Steroid hormone pathways coordinate developmental diapause and olfactory remodeling in Pristionchus pacificus.

Developmental and behavioral plasticity allow animals to prioritize alternative genetic programs during fluctuating environments. Behavioral remodeling may be acute in animals that interact with host organisms, since reproductive adults and the developmentally arrested larvae often have different ethological needs for chemical stimuli. To understand the genes that coordinate the development and host-seeking behavior, we used the entomophilic nematode Pristionchus pacificus to characterize dauer-constitutive mutants (Daf-c) that inappropriately enter developmental diapause to become dauer larvae. We found two Daf-c loci with dauer-constitutive and cuticle exsheathment phenotypes that can be rescued by the feeding of Δ7-dafachronic acid, and that are dependent on the conserved canonical steroid hormone receptor Ppa-DAF-12. Specifically at one locus, deletions in the sole hydroxysteroid dehydrogenase (HSD) in P. pacificus resulted in Daf-c phenotypes. Ppa-hsd-2 is expressed in the canal-associated neurons (CANs) and excretory cells whose homologous cells in Caenorhabditis elegans are not known to be involved in the dauer decision.

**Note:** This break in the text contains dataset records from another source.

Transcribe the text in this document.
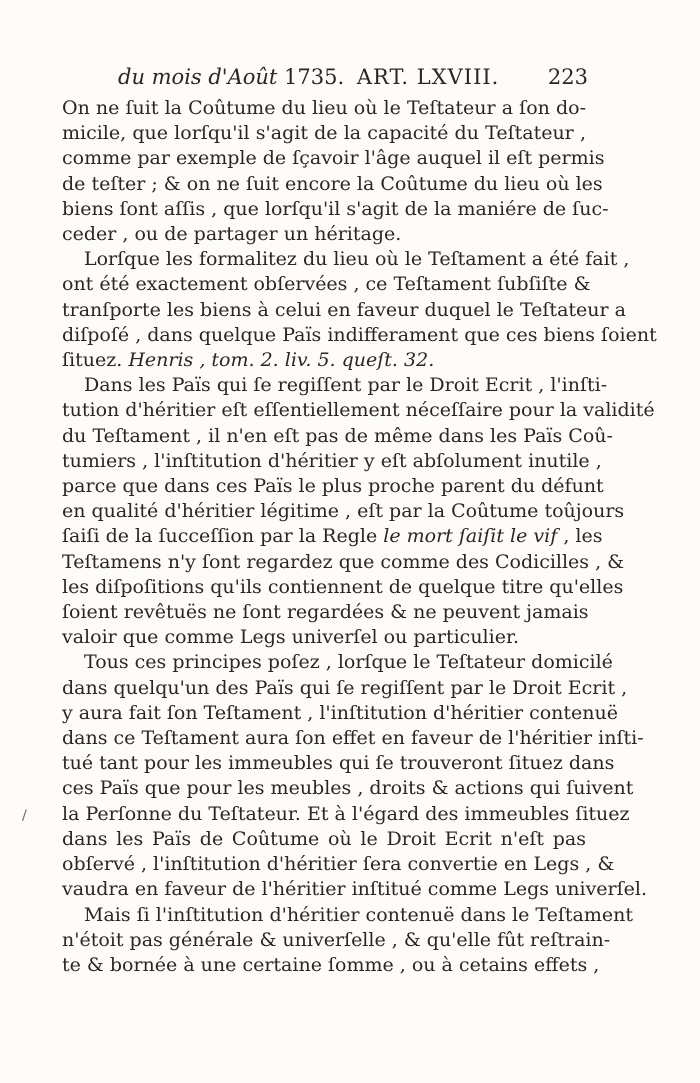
du mois d'Août 1735. ART. LXVIII. 223
/

On ne ſuit la Coûtume du lieu où le Teſtateur a ſon do-
micile, que lorſqu'il s'agit de la capacité du Teſtateur ,
comme par exemple de ſçavoir l'âge auquel il eſt permis
de teſter ; & on ne ſuit encore la Coûtume du lieu où les
biens ſont aſſis , que lorſqu'il s'agit de la maniére de ſuc-
ceder , ou de partager un héritage.

Lorſque les formalitez du lieu où le Teſtament a été fait ,
ont été exactement obſervées , ce Teſtament ſubſiſte &
tranſporte les biens à celui en faveur duquel le Teſtateur a
diſpoſé , dans quelque Païs indifferament que ces biens ſoient
ſituez. Henris , tom. 2. liv. 5. queſt. 32.

Dans les Païs qui ſe regiſſent par le Droit Ecrit , l'inſti-
tution d'héritier eſt eſſentiellement néceſſaire pour la validité
du Teſtament , il n'en eſt pas de même dans les Païs Coû-
tumiers , l'inſtitution d'héritier y eſt abſolument inutile ,
parce que dans ces Païs le plus proche parent du défunt
en qualité d'héritier légitime , eſt par la Coûtume toûjours
ſaiſi de la ſucceſſion par la Regle le mort ſaiſit le vif , les
Teſtamens n'y ſont regardez que comme des Codicilles , &
les diſpoſitions qu'ils contiennent de quelque titre qu'elles
ſoient revêtuës ne ſont regardées & ne peuvent jamais
valoir que comme Legs univerſel ou particulier.

Tous ces principes poſez , lorſque le Teſtateur domicilé
dans quelqu'un des Païs qui ſe regiſſent par le Droit Ecrit ,
y aura fait ſon Teſtament , l'inſtitution d'héritier contenuë
dans ce Teſtament aura ſon effet en faveur de l'héritier inſti-
tué tant pour les immeubles qui ſe trouveront ſituez dans
ces Païs que pour les meubles , droits & actions qui ſuivent
la Perſonne du Teſtateur. Et à l'égard des immeubles ſituez
dans les Païs de Coûtume où le Droit Ecrit n'eſt pas
obſervé , l'inſtitution d'héritier ſera convertie en Legs , &
vaudra en faveur de l'héritier inſtitué comme Legs univerſel.

Mais ſi l'inſtitution d'héritier contenuë dans le Teſtament
n'étoit pas générale & univerſelle , & qu'elle fût reſtrain-
te & bornée à une certaine ſomme , ou à cetains effets ,
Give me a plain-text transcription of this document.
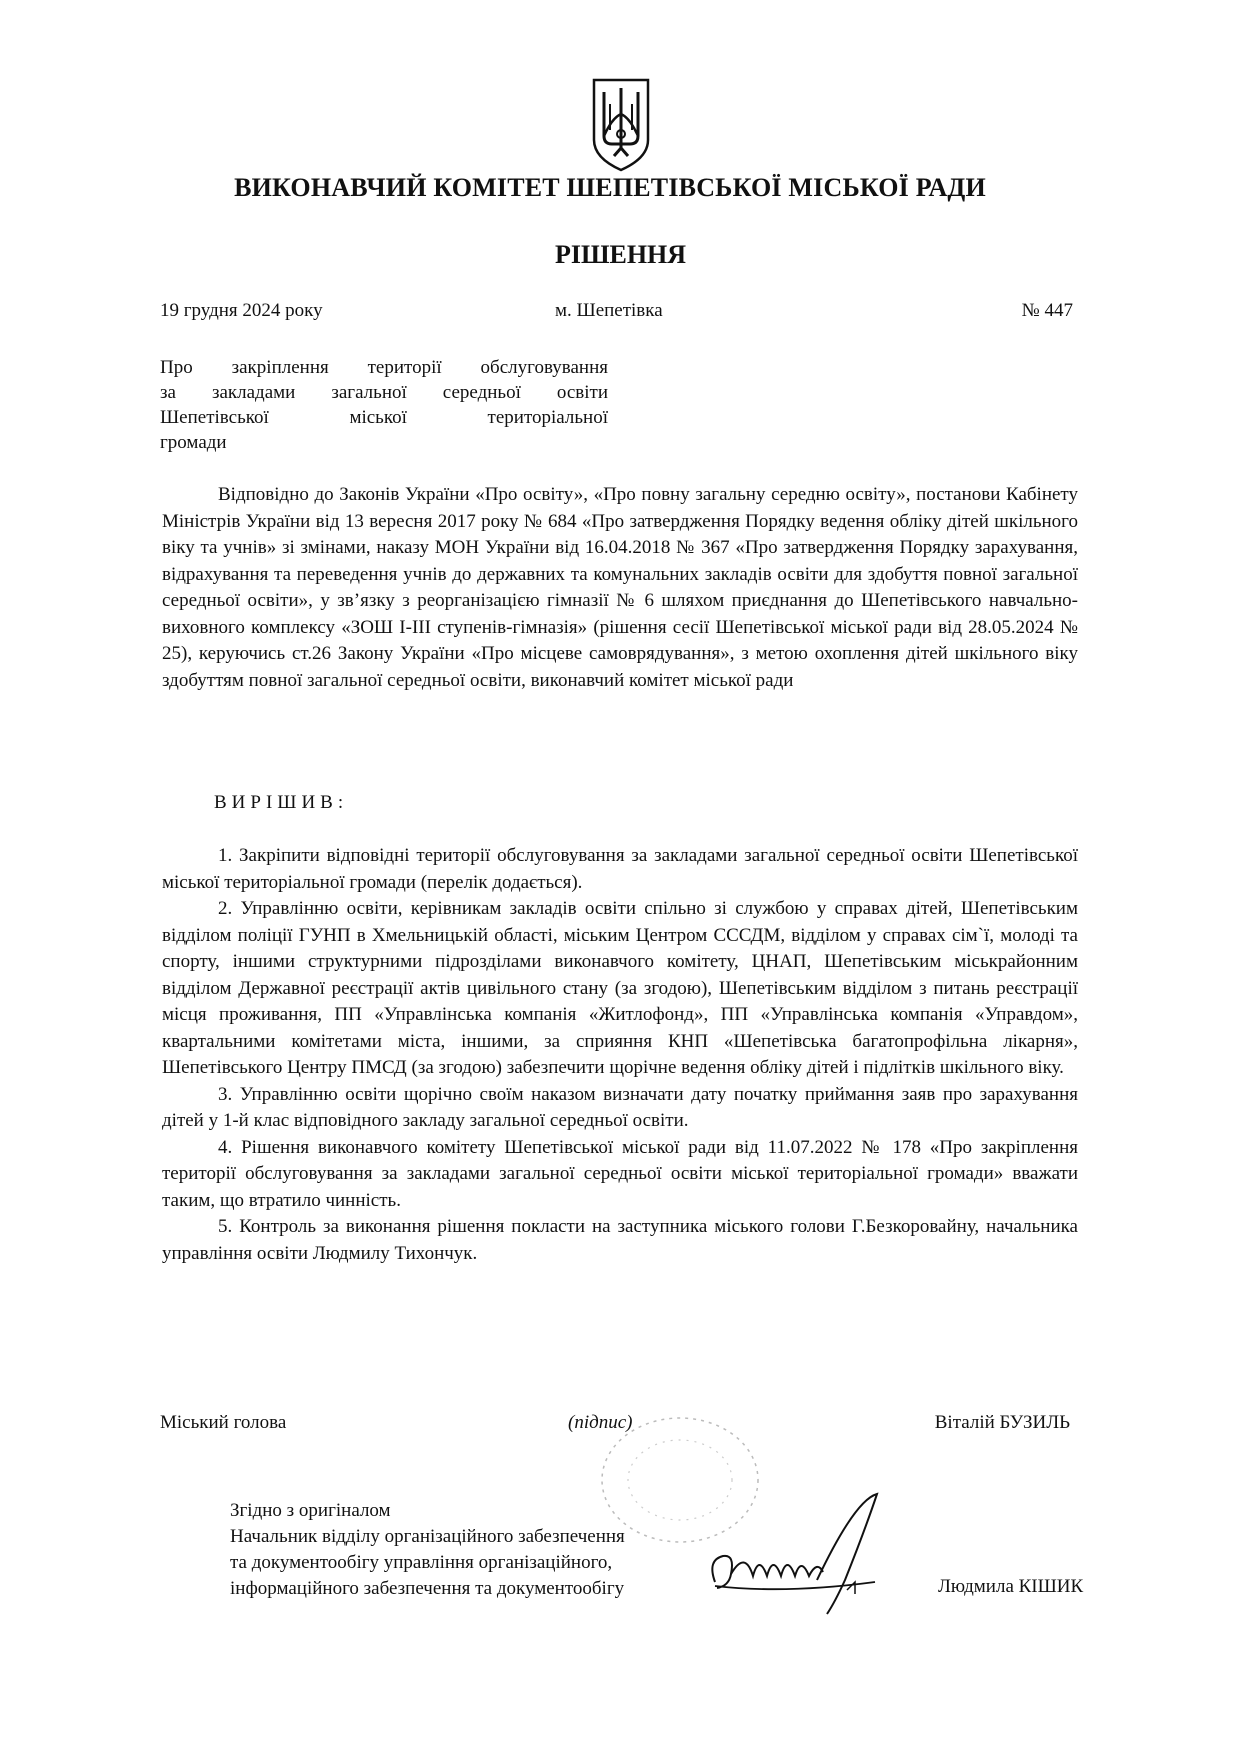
ВИКОНАВЧИЙ КОМІТЕТ ШЕПЕТІВСЬКОЇ МІСЬКОЇ РАДИ
РІШЕННЯ
19 грудня 2024 року	м. Шепетівка	№ 447
Про закріплення території обслуговування
за закладами загальної середньої освіти
Шепетівської міської територіальної
громади

Відповідно до Законів України «Про освіту», «Про повну загальну середню освіту», постанови Кабінету Міністрів України від 13 вересня 2017 року № 684 «Про затвердження Порядку ведення обліку дітей шкільного віку та учнів» зі змінами, наказу МОН України від 16.04.2018 № 367 «Про затвердження Порядку зарахування, відрахування та переведення учнів до державних та комунальних закладів освіти для здобуття повної загальної середньої освіти», у зв’язку з реорганізацією гімназії № 6 шляхом приєднання до Шепетівського навчально-виховного комплексу «ЗОШ І-ІІІ ступенів-гімназія» (рішення сесії Шепетівської міської ради від 28.05.2024 № 25), керуючись ст.26 Закону України «Про місцеве самоврядування», з метою охоплення дітей шкільного віку здобуттям повної загальної середньої освіти, виконавчий комітет міської ради

ВИРІШИВ:

1. Закріпити відповідні території обслуговування за закладами загальної середньої освіти Шепетівської міської територіальної громади (перелік додається).

2. Управлінню освіти, керівникам закладів освіти спільно зі службою у справах дітей, Шепетівським відділом поліції ГУНП в Хмельницькій області, міським Центром СССДМ, відділом у справах сім`ї, молоді та спорту, іншими структурними підрозділами виконавчого комітету, ЦНАП, Шепетівським міськрайонним відділом Державної реєстрації актів цивільного стану (за згодою), Шепетівським відділом з питань реєстрації місця проживання, ПП «Управлінська компанія «Житлофонд», ПП «Управлінська компанія «Управдом», квартальними комітетами міста, іншими, за сприяння КНП «Шепетівська багатопрофільна лікарня», Шепетівського Центру ПМСД (за згодою) забезпечити щорічне ведення обліку дітей і підлітків шкільного віку.

3. Управлінню освіти щорічно своїм наказом визначати дату початку приймання заяв про зарахування дітей у 1-й клас відповідного закладу загальної середньої освіти.

4. Рішення виконавчого комітету Шепетівської міської ради від 11.07.2022 № 178 «Про закріплення території обслуговування за закладами загальної середньої освіти міської територіальної громади» вважати таким, що втратило чинність.

5. Контроль за виконання рішення покласти на заступника міського голови Г.Безкоровайну, начальника управління освіти Людмилу Тихончук.

Міський голова	(підпис)	Віталій БУЗИЛЬ
Згідно з оригіналом
Начальник відділу організаційного забезпечення
та документообігу управління організаційного,
інформаційного забезпечення та документообігу	Людмила КІШИК
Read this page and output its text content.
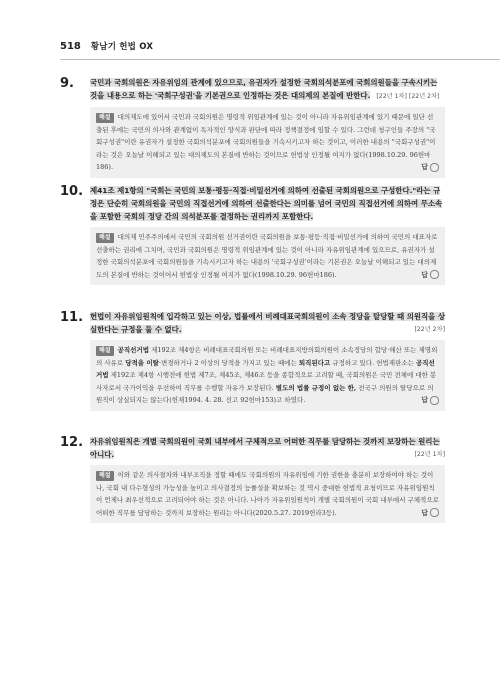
518 황남기 헌법 OX
9. 국민과 국회의원은 자유위임의 관계에 있으므로, 유권자가 설정한 국회의석분포에 국회의원들을 구속시키는 것을 내용으로 하는 '국회구성권'을 기본권으로 인정하는 것은 대의제의 본질에 반한다. [22년 1차] [22년 2차]
해설 대의제도에 있어서 국민과 국회의원은 명령적 위임관계에 있는 것이 아니라 자유위임관계에 있기 때문에 일단 선출된 후에는 국민의 의사와 관계없이 독자적인 양식과 판단에 따라 정책결정에 임할 수 있다. 그런데 청구인들 주장의 "국회구성권"이란 유권자가 설정한 국회의석분포에 국회의원들을 기속시키고자 하는 것이고, 이러한 내용의 "국회구성권"이라는 것은 오늘날 이해되고 있는 대의제도의 본질에 반하는 것이므로 헌법상 인정될 여지가 없다(1998.10.29. 96헌마186).	답
10. 제41조 제1항의 "국회는 국민의 보통·평등·직접·비밀선거에 의하여 선출된 국회의원으로 구성한다."라는 규정은 단순히 국회의원을 국민의 직접선거에 의하여 선출한다는 의미를 넘어 국민의 직접선거에 의하여 무소속을 포함한 국회의 정당 간의 의석분포를 결정하는 권리까지 포함한다.
해설 대의제 민주주의에서 국민의 국회의원 선거권이란 국회의원을 보통·평등·직접·비밀선거에 의하여 국민의 대표자로 선출하는 권리에 그치며, 국민과 국회의원은 명령적 위임관계에 있는 것이 아니라 자유위임관계에 있으므로, 유권자가 설정한 국회의석분포에 국회의원들을 기속시키고자 하는 내용의 '국회구성권'이라는 기본권은 오늘날 이해되고 있는 대의제도의 본질에 반하는 것이어서 헌법상 인정될 여지가 없다(1998.10.29. 96헌마186).	답
11. 헌법이 자유위임원칙에 입각하고 있는 이상, 법률에서 비례대표국회의원이 소속 정당을 탈당할 때 의원직을 상실한다는 규정을 둘 수 없다.	[22년 2차]
해설 공직선거법 제192조 제4항은 비례대표국회의원 또는 비례대표지방의회의원이 소속정당의 합당·해산 또는 제명외의 사유로 당적을 이탈·변경하거나 2 이상의 당적을 가지고 있는 때에는 퇴직된다고 규정하고 있다. 헌법재판소는 공직선거법 제192조 제4항 시행전에 헌법 제7조, 제45조, 제46조 등을 종합적으로 고려할 때, 국회의원은 국민 전체에 대한 봉사자로서 국가이익을 우선하여 직무를 수행할 자유가 보장된다. 별도의 법률 규정이 없는 한, 전국구 의원의 탈당으로 의원직이 상실되지는 않는다(헌재1994. 4. 28. 선고 92헌마153)고 하였다.	답
12. 자유위임원칙은 개별 국회의원이 국회 내부에서 구체적으로 어떠한 직무를 담당하는 것까지 보장하는 원리는 아니다.	[22년 1차]
해설 이와 같은 의사절차와 내부조직을 정할 때에도 국회의원의 자유위임에 기한 권한을 충분히 보장하여야 하는 것이나, 국회 내 다수형성의 가능성을 높이고 의사결정의 능률성을 확보하는 것 역시 중대한 헌법적 요청이므로 자유위임원칙이 언제나 최우선적으로 고려되어야 하는 것은 아니다. 나아가 자유위임원칙이 개별 국회의원이 국회 내부에서 구체적으로 어떠한 직무를 담당하는 것까지 보장하는 원리는 아니다(2020.5.27. 2019헌라3등).	답
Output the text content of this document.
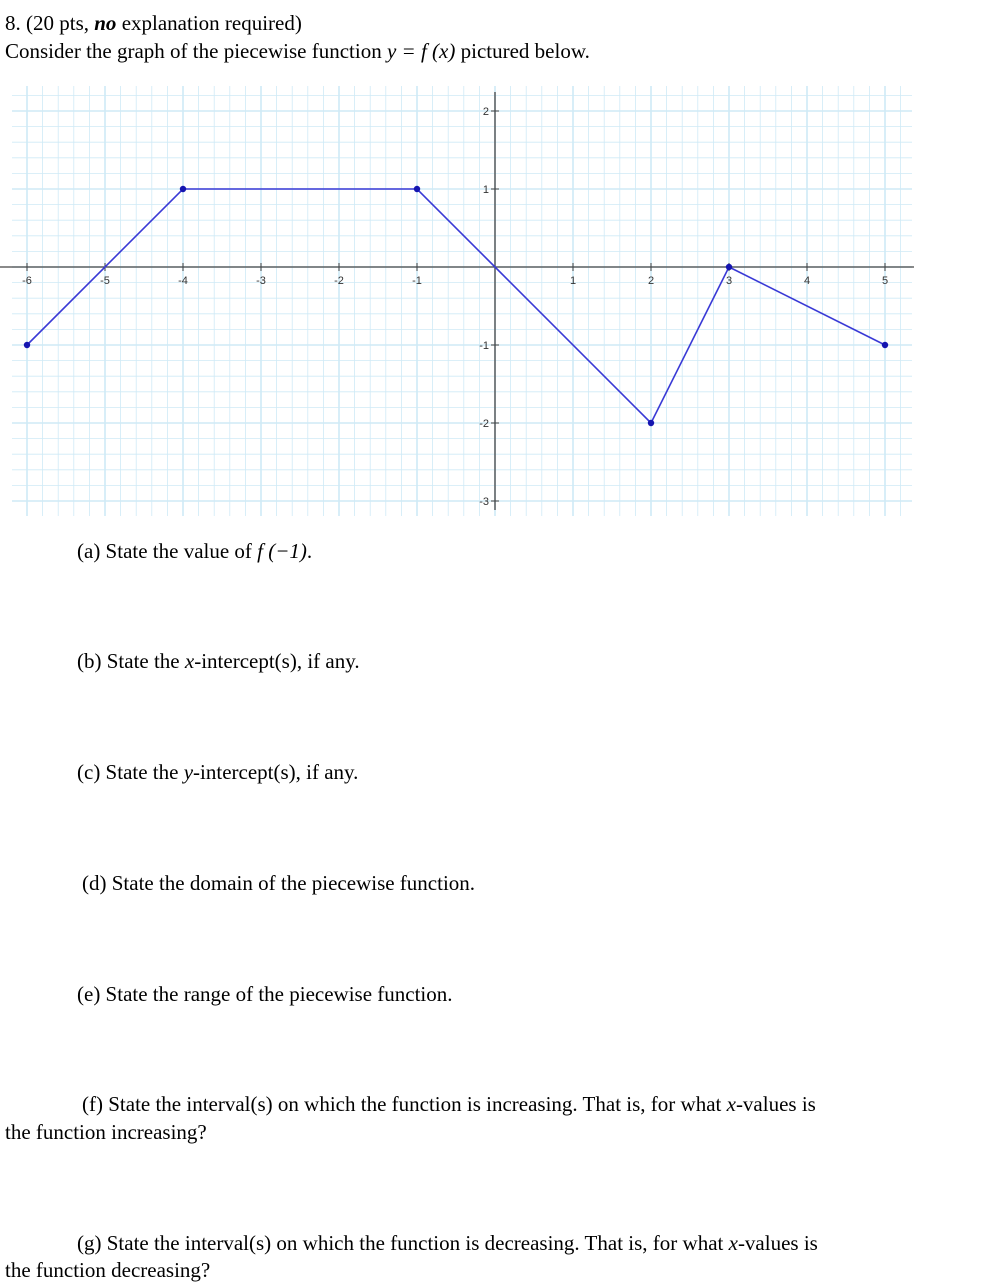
8. (20 pts, no explanation required)
Consider the graph of the piecewise function y = f (x) pictured below.
-6	-5	-4	-3	-2	-1	1	2	3	4	5
2
1
-1
-2
-3
(a) State the value of f (−1).
(b) State the x-intercept(s), if any.
(c) State the y-intercept(s), if any.
(d) State the domain of the piecewise function.
(e) State the range of the piecewise function.
(f) State the interval(s) on which the function is increasing. That is, for what x-values is
the function increasing?
(g) State the interval(s) on which the function is decreasing. That is, for what x-values is
the function decreasing?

While in wildtype only dauer larvae are attracted to host odors, hsd-2 mutant adults show enhanced attraction to the host beetle pheromone, along with ectopic activation of a marker for putative olfactory neurons, Ppa-odr-3. Surprisingly, this enhanced odor attraction acts independently of the Δ7-DA/DAF-12 module, suggesting that Ppa-HSD-2 may be responsible for several steroid hormone products involved in coordinating the dauer decision and host-seeking behavior in P. pacificus.